Since the first page reveals that Clementine is dead, it’s not much of a spoiler to say that she was using some kind of drug that wore her heart out. The doctor does that all-too-familiar “It’s too late” speech (149). The pills–we’re never told what they are–that Clementine was taking did damage over a long period of time and then makes worse the “arterial pulmonary hypertension” she dying from (148). I thought Maroh could have done much better. The whole death seems quick; readers never get the true downfall of Clementine. It’s all hinted at over a page or two. The goodbye letter from the beginning also suggests Clementine would have cut her wrists or taken a large number of painkillers to kill herself. I get the feeling Maroh didn’t want to be cliched, but the result felt a little over dramatic–heart damage for years! From prescriptions Emma never saw! (148). This speedy ending also makes it harder to believe that Clementine wrote letters and last diary entries for Emma to read after she’d died. There’s even a scene in which Clementine in her hospital bed hands her mother a letter, and the mother says she promises (152). Obviously, this is the letter that Emma is reading at the beginning of the book. Why make it all so dramatic and complicated? I felt Maroh could have handled the sharing of the diaries in a much more simple way. If you feel confused by my descriptions of the timeline, I’m not surprised. They’re hard to explain because they’re unnecessarily difficult.
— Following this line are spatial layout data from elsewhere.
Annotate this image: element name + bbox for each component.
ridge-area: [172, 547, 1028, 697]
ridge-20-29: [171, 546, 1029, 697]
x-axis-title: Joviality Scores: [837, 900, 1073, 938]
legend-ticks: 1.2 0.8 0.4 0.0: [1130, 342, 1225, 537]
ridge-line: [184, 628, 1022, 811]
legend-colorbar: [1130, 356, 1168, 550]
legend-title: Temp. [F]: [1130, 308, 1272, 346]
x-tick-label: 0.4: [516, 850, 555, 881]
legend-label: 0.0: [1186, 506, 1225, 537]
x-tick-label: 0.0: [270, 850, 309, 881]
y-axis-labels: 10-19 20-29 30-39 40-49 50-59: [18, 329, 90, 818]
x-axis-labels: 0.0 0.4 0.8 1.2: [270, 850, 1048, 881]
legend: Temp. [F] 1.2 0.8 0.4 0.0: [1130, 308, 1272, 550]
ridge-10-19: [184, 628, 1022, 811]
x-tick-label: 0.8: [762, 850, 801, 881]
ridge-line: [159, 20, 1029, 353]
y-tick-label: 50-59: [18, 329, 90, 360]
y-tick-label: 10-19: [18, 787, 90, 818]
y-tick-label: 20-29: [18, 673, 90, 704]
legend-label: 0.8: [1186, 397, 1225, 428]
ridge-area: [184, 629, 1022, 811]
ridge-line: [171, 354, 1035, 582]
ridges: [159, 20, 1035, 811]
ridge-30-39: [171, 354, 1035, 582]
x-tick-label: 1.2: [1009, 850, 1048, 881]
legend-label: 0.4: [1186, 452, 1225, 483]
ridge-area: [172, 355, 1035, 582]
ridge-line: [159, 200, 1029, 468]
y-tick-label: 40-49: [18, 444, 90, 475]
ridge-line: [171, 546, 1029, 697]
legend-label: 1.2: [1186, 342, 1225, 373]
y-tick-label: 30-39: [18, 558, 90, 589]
Blue is the Warmest Color has gorgeous drawings, and the love between Emma and Clementine is believable, but some of the set up and the conclusion were unnecessarily dramatic which served to confuse me more than anything.

4 comments

  1. Great review! Blue is the Warmest Colour is one of my favourite films. I saw it a few years ago and didn’t realise it was a graphic novel until after (it’s still on my reading list–I’ve gone to buy it a few times, but it’s expensive). From your review it sounds as though the film is quite different from the GN. It changes some of the bits you found confusing. definitely worth a watch, if you haven’t seen it yet! I’m also really eager to see Carol. As I think you know, I’m a big Highsmith fan and I’ve heard good things.

    Liked by 1 person

    • I watched the Blue movie today on Netflix. I was sad to see Sabine go so easily, and the conflict with Clementine’s parents doesn’t exist in the film. I’ve read that a number of people have complaints about the sex scenes in the movie being incorrect, as if written for a straight male audience. My only complaint about the film was Adele’s mouth: she never closes it, even when big gobs of snot are running into it!